Search code examples
pythonpandasdataframegroup-byfind

pandas - find first occurrence


Suppose I have a structured dataframe as follows:

df = pd.DataFrame({"A":['a','a','a','b','b'],
                   "B":[1]*5})

The A column has previously been sorted. I wish to find the first row index of where df[df.A!='a']. The end goal is to use this index to break the data frame into groups based on A.

Now I realise that there is a groupby functionality. However, the dataframe is quite large and this is a simplified toy example. Since A has been sorted already, it would be faster if I can just find the 1st index of where df.A!='a'. Therefore it is important that whatever method that you use the scanning stops once the first element is found.


Solution

  • idxmax and argmax will return the position of the maximal value or the first position if the maximal value occurs more than once.

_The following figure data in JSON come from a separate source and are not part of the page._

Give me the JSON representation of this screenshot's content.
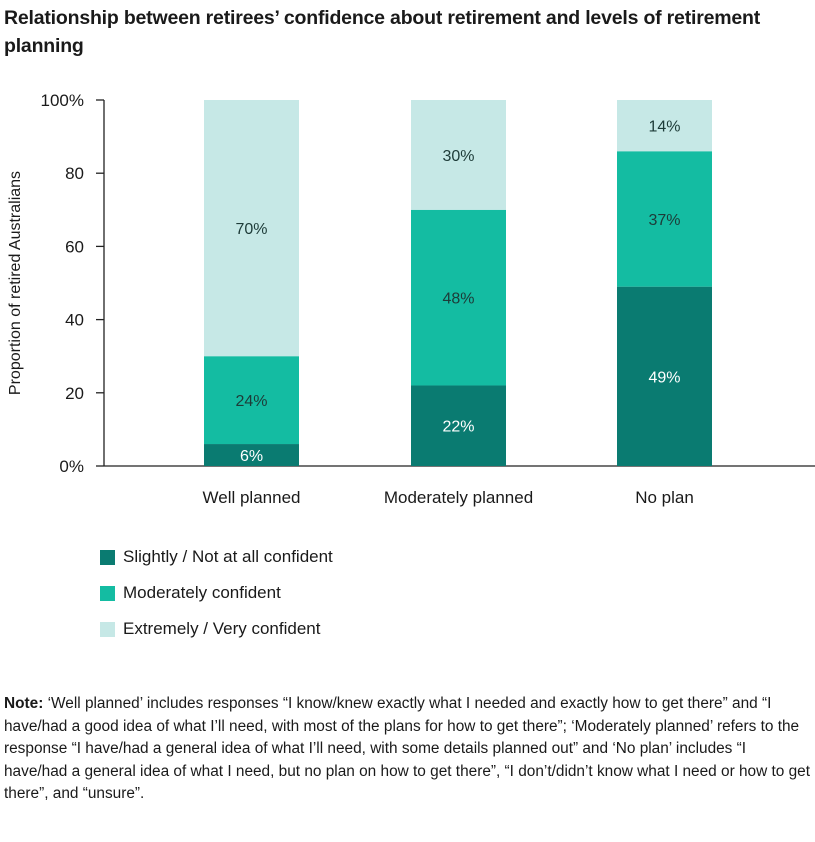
{
  "chart_data": {
    "type": "bar",
    "stacked": true,
    "title": "Relationship between retirees’ confidence about retirement and levels of retirement planning",
    "ylabel": "Proportion of retired Australians",
    "xlabel": "",
    "ylim": [
      0,
      100
    ],
    "yticks": [
      "0%",
      "20",
      "40",
      "60",
      "80",
      "100%"
    ],
    "ytick_values": [
      0,
      20,
      40,
      60,
      80,
      100
    ],
    "grid": false,
    "legend_position": "bottom-left",
    "categories": [
      "Well planned",
      "Moderately planned",
      "No plan"
    ],
    "series": [
      {
        "name": "Slightly / Not at all confident",
        "color": "#0a7b71",
        "label_color": "#ffffff",
        "values": [
          6,
          22,
          49
        ],
        "labels": [
          "6%",
          "22%",
          "49%"
        ]
      },
      {
        "name": "Moderately confident",
        "color": "#14bca2",
        "label_color": "#1d3b38",
        "values": [
          24,
          48,
          37
        ],
        "labels": [
          "24%",
          "48%",
          "37%"
        ]
      },
      {
        "name": "Extremely / Very confident",
        "color": "#c6e8e6",
        "label_color": "#1d3b38",
        "values": [
          70,
          30,
          14
        ],
        "labels": [
          "70%",
          "30%",
          "14%"
        ]
      }
    ]
  },
  "note": {
    "bold": "Note:",
    "text": " ‘Well planned’ includes responses “I know/knew exactly what I needed and exactly how to get there” and “I have/had a good idea of what I’ll need, with most of the plans for how to get there”; ‘Moderately planned’ refers to the response “I have/had a general idea of what I’ll need, with some details planned out” and ‘No plan’ includes “I have/had a general idea of what I need, but no plan on how to get there”, “I don’t/didn’t know what I need or how to get there”, and “unsure”."
  }
}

    use idxmax on df.A.ne('a')

    df.A.ne('a').idxmax()
    
    3
    

    or the numpy equivalent

    (df.A.values != 'a').argmax()
    
    3
    

    However, if A has already been sorted, then we can use searchsorted

    df.A.searchsorted('a', side='right')
    
    array([3])
    

    Or the numpy equivalent

    df.A.values.searchsorted('a', side='right')
    
    3